We have a problem just like the rest of the country. If a one-bedroom apartment is hard to afford, a two-bedroom is worse. Someone who makes minimum wage would actually have to work 104 hours a week to afford it here in Utah.

Melody Lloyd and her four children are happy to have a roof over their heads. A little over a year ago they were living in a homeless shelter because they couldn't afford a place of their own.

Melody Lloyd, Home Renter: “We shared one room and it was two bunk beds.”

Now Lloyd has a job working for America Online and a community housing program helps subsidize her rent.

Melody Lloyd: “It if wasn't for housing, there is no way we'd be able to afford this place, no way. With my income and everything, there's no way. We'd be in, not even a two-bedroom apartment."

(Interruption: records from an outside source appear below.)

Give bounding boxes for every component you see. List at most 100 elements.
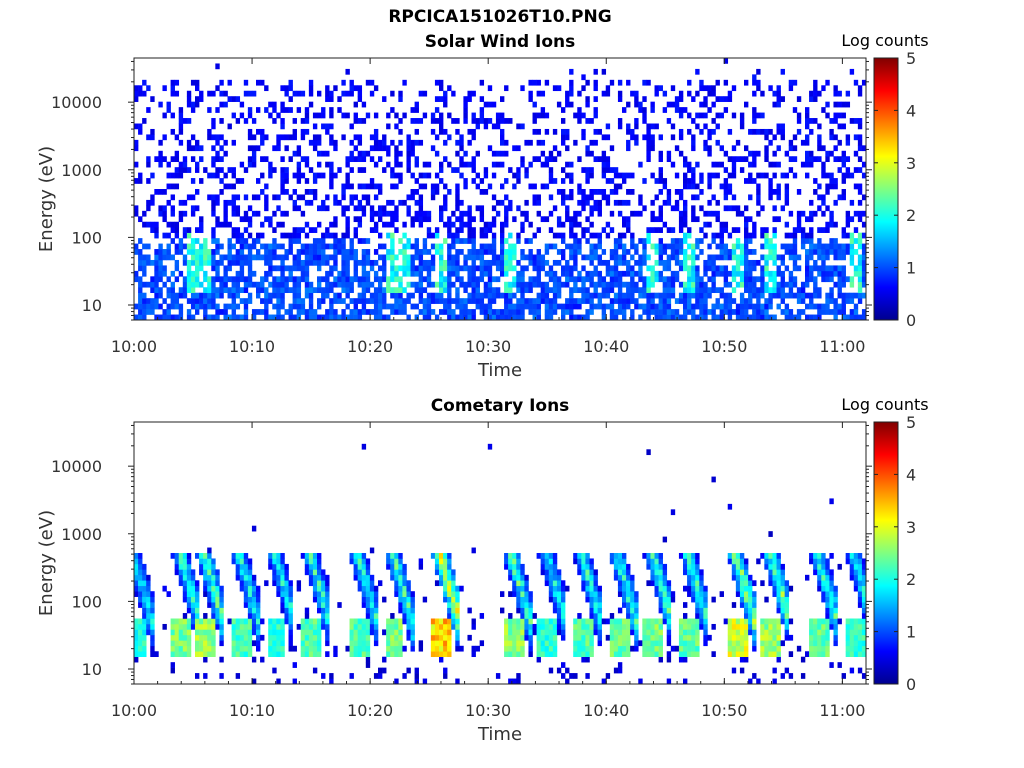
heatmap-cell	[670, 314, 676, 321]
heatmap-cell	[861, 270, 867, 277]
heatmap-cell	[837, 194, 842, 201]
heatmap-cell	[443, 156, 448, 163]
heatmap-cell	[573, 640, 578, 647]
heatmap-cell	[390, 139, 395, 146]
heatmap-cell	[528, 281, 533, 288]
heatmap-cell	[662, 281, 668, 288]
heatmap-cell	[695, 254, 700, 261]
heatmap-cell	[861, 281, 867, 288]
heatmap-cell	[207, 602, 212, 608]
heatmap-cell	[447, 613, 452, 619]
heatmap-cell	[365, 574, 371, 581]
heatmap-cell	[609, 270, 615, 277]
heatmap-cell	[386, 623, 391, 630]
heatmap-cell	[369, 156, 375, 163]
heatmap-cell	[280, 167, 285, 173]
heatmap-cell	[565, 265, 570, 272]
heatmap-cell	[577, 640, 582, 647]
heatmap-cell	[841, 265, 846, 272]
heatmap-cell	[333, 139, 338, 146]
heatmap-cell	[288, 623, 293, 630]
heatmap-cell	[670, 123, 676, 130]
heatmap-cell	[146, 618, 151, 625]
heatmap-cell	[190, 79, 196, 86]
heatmap-cell	[308, 580, 314, 587]
heatmap-cell	[845, 139, 851, 146]
heatmap-cell	[845, 298, 851, 304]
heatmap-cell	[239, 287, 245, 294]
heatmap-cell	[727, 96, 733, 102]
heatmap-cell	[142, 265, 147, 272]
heatmap-cell	[528, 591, 533, 597]
heatmap-cell	[361, 634, 367, 641]
heatmap-cell	[678, 96, 684, 102]
heatmap-cell	[666, 243, 672, 250]
heatmap-cell	[536, 79, 541, 86]
heatmap-cell	[695, 281, 700, 288]
heatmap-cell	[707, 634, 712, 641]
heatmap-cell	[695, 591, 700, 597]
heatmap-cell	[349, 194, 354, 201]
heatmap-cell	[199, 640, 204, 647]
heatmap-cell	[552, 580, 558, 587]
heatmap-cell	[398, 623, 403, 630]
heatmap-cell	[573, 298, 578, 304]
heatmap-cell	[589, 585, 594, 592]
heatmap-cell	[146, 591, 151, 597]
heatmap-cell	[699, 178, 704, 184]
heatmap-cell	[373, 139, 379, 146]
heatmap-cell	[548, 314, 554, 321]
heatmap-cell	[463, 238, 468, 244]
heatmap-cell	[178, 161, 184, 168]
heatmap-cell	[569, 221, 574, 228]
heatmap-cell	[317, 205, 322, 212]
heatmap-cell	[211, 265, 216, 272]
heatmap-cell	[723, 243, 729, 250]
heatmap-cell	[373, 314, 379, 321]
heatmap-cell	[699, 281, 704, 288]
heatmap-cell	[134, 569, 139, 576]
heatmap-cell	[552, 569, 558, 576]
heatmap-cell	[605, 194, 611, 201]
heatmap-cell	[353, 156, 358, 163]
heatmap-cell	[593, 607, 598, 614]
heatmap-cell	[813, 96, 818, 102]
heatmap-cell	[455, 629, 460, 636]
heatmap-cell	[650, 623, 655, 630]
heatmap-cell	[325, 96, 330, 102]
heatmap-cell	[378, 210, 383, 217]
heatmap-cell	[544, 156, 550, 163]
heatmap-cell	[731, 270, 737, 277]
heatmap-cell	[365, 112, 371, 119]
heatmap-cell	[544, 112, 550, 119]
heatmap-cell	[581, 287, 586, 294]
heatmap-cell	[703, 270, 708, 277]
heatmap-cell	[190, 292, 196, 299]
heatmap-cell	[203, 629, 208, 636]
heatmap-cell	[386, 199, 391, 206]
heatmap-cell	[378, 232, 383, 239]
heatmap-cell	[243, 640, 249, 647]
heatmap-cell	[138, 629, 143, 636]
heatmap-cell	[544, 287, 550, 294]
heatmap-cell	[471, 309, 476, 315]
heatmap-cell	[170, 156, 175, 163]
heatmap-cell	[251, 656, 257, 663]
heatmap-cell	[317, 287, 322, 294]
heatmap-cell	[487, 303, 493, 310]
heatmap-cell	[349, 249, 354, 255]
heatmap-cell	[735, 281, 741, 288]
heatmap-cell	[459, 227, 464, 233]
heatmap-cell	[329, 243, 334, 250]
heatmap-cell	[508, 199, 513, 206]
heatmap-cell	[711, 194, 716, 201]
heatmap-cell	[540, 634, 546, 641]
heatmap-cell	[166, 249, 171, 255]
heatmap-cell	[540, 618, 546, 625]
heatmap-cell	[247, 221, 253, 228]
heatmap-cell	[711, 210, 716, 217]
heatmap-cell	[443, 281, 448, 288]
heatmap-cell	[483, 314, 489, 321]
heatmap-cell	[353, 634, 358, 641]
heatmap-cell	[569, 292, 574, 299]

In fact, a two-bedroom apartment typically costs almost 700 dollars in Utah. But according to the National Low-Income Housing Coalition, a Utah worker would need to earn $13.36 an hour to afford that and still have money left over for necessities.

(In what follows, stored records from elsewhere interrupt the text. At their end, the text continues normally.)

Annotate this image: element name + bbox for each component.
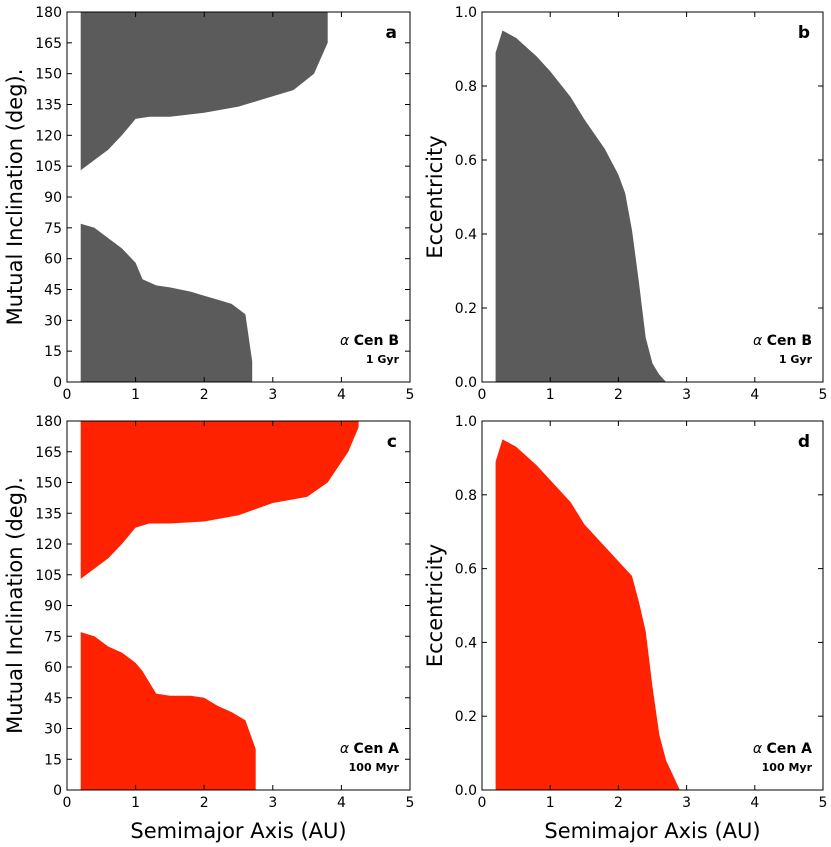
y-tick-label: 0.0 [455, 375, 477, 391]
stable-region-stable [495, 439, 680, 790]
x-tick-label: 3 [682, 387, 691, 403]
axes-frame [481, 420, 824, 791]
y-tick-label: 180 [35, 5, 62, 21]
y-tick-label: 45 [44, 691, 62, 707]
y-axis-label: Eccentricity [423, 544, 447, 667]
age-label: 1 Gyr [779, 353, 813, 366]
y-tick-label: 165 [35, 445, 62, 461]
y-tick-label: 15 [44, 344, 62, 360]
y-tick-label: 90 [44, 190, 62, 206]
x-tick-label: 5 [819, 387, 828, 403]
x-tick-label: 3 [268, 795, 277, 811]
x-tick-label: 2 [200, 795, 209, 811]
y-tick-label: 45 [44, 283, 62, 299]
star-label: α Cen B [340, 333, 399, 349]
axes-frame [481, 11, 824, 383]
y-tick-label: 120 [35, 128, 62, 144]
y-tick-label: 165 [35, 36, 62, 52]
regions-c [80, 421, 359, 790]
regions-b [495, 30, 667, 382]
y-tick-label: 60 [44, 660, 62, 676]
x-tick-label: 0 [63, 795, 72, 811]
x-tick-label: 2 [614, 387, 623, 403]
y-tick-label: 0.0 [455, 783, 477, 799]
y-tick-label: 75 [44, 221, 62, 237]
y-tick-label: 135 [35, 98, 62, 114]
star-label: α Cen A [340, 741, 399, 757]
x-tick-label: 5 [819, 795, 828, 811]
star-label: α Cen B [753, 333, 812, 349]
y-tick-label: 1.0 [455, 5, 477, 21]
y-axis-label: Mutual Inclination (deg). [3, 477, 27, 734]
panel-b: 0 1 2 3 4 5 0.0 0.2 0.4 0.6 0.8 1.0 b α Cen B 1 Gyr Ecc… [423, 5, 827, 403]
x-tick-label: 1 [131, 795, 140, 811]
y-tick-label: 0.2 [455, 709, 477, 725]
x-tick-label: 3 [682, 795, 691, 811]
y-axis-label: Mutual Inclination (deg). [3, 69, 27, 326]
y-tick-label: 120 [35, 537, 62, 553]
panel-d: 0 1 2 3 4 5 0.0 0.2 0.4 0.6 0.8 1.0 d α Cen A 100 Myr E… [423, 414, 827, 843]
x-tick-label: 5 [406, 795, 415, 811]
y-tick-label: 0 [53, 783, 62, 799]
panel-letter: c [387, 432, 397, 452]
x-tick-label: 4 [750, 795, 759, 811]
y-tick-label: 90 [44, 599, 62, 615]
x-tick-label: 5 [406, 387, 415, 403]
y-tick-label: 30 [44, 313, 62, 329]
age-label: 100 Myr [762, 761, 813, 774]
x-tick-label: 4 [337, 387, 346, 403]
x-tick-label: 4 [750, 387, 759, 403]
x-tick-label: 1 [546, 795, 555, 811]
stable-region-stable [495, 30, 667, 382]
x-tick-label: 4 [337, 795, 346, 811]
regions-d [495, 439, 680, 790]
y-tick-label: 150 [35, 476, 62, 492]
y-tick-label: 75 [44, 629, 62, 645]
x-tick-label: 0 [63, 387, 72, 403]
x-tick-label: 1 [546, 387, 555, 403]
y-tick-label: 60 [44, 252, 62, 268]
y-axis-label: Eccentricity [423, 135, 447, 258]
y-tick-label: 0.6 [455, 153, 477, 169]
x-tick-label: 1 [131, 387, 140, 403]
y-tick-label: 150 [35, 67, 62, 83]
x-tick-label: 0 [478, 387, 487, 403]
x-tick-label: 2 [614, 795, 623, 811]
y-tick-label: 0 [53, 375, 62, 391]
y-tick-label: 0.4 [455, 635, 477, 651]
y-tick-label: 0.8 [455, 488, 477, 504]
panel-a: 0 1 2 3 4 50153045607590105120135150165180aα … [3, 5, 414, 403]
stable-region-upper [80, 421, 359, 579]
age-label: 100 Myr [349, 761, 400, 774]
stable-region-upper [80, 12, 328, 171]
star-label: α Cen A [753, 741, 812, 757]
y-tick-label: 30 [44, 722, 62, 738]
stable-region-lower [80, 632, 256, 790]
y-tick-label: 0.8 [455, 79, 477, 95]
x-tick-label: 0 [478, 795, 487, 811]
y-tick-label: 0.4 [455, 227, 477, 243]
x-axis-label: Semimajor Axis (AU) [544, 819, 760, 843]
y-tick-label: 105 [35, 568, 62, 584]
panel-letter: a [386, 23, 397, 43]
y-tick-label: 1.0 [455, 414, 477, 430]
stable-region-lower [80, 223, 253, 382]
age-label: 1 Gyr [366, 353, 400, 366]
x-tick-label: 3 [268, 387, 277, 403]
y-tick-label: 15 [44, 752, 62, 768]
x-tick-label: 2 [200, 387, 209, 403]
x-axis-label: Semimajor Axis (AU) [130, 819, 346, 843]
y-tick-label: 105 [35, 159, 62, 175]
y-tick-label: 0.6 [455, 562, 477, 578]
y-tick-label: 180 [35, 414, 62, 430]
regions-a [80, 12, 328, 382]
panel-c: 0 1 2 3 4 50153045607590105120135150165180cα … [3, 414, 414, 843]
y-tick-label: 135 [35, 506, 62, 522]
panel-letter: b [798, 23, 810, 43]
panel-letter: d [798, 432, 810, 452]
y-tick-label: 0.2 [455, 301, 477, 317]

Ingrid Caceras, Apartment Renter: “You divide your money between your rent, you have to have rent. And then you get whatever’s left for food.”

Guadalupe Avila, Home Renter: “We sometimes don’t buy the food for our kids because we have to pay our house payment.”

Kerry Bate, Salt Lake County Housing Authority: “We get heartbreaking calls every single day from people who have just terrible housing situations. People who work every day who are playing by the rules, who are doing everything they should be doing, but they just don't have the income to find affordable housing."

And there are a lot of people in that category. More than 27,000 Utahns earn less than 30-percent of the annual median income. And while the Housing Authority is trying to help, thousands of people sit on a waiting list. Melody Lloyd knows she's lucky to be one of the success stories.

Melody Lloyd: “I'm very fortunate for what I have. I'm very fortunate."

In Salt Lake County alone the Housing Authority helps assist about 3,000 families. 4,000 are on the waiting list. The director there says unfortunately, many people end up in homeless shelters because they can't meet their housing costs.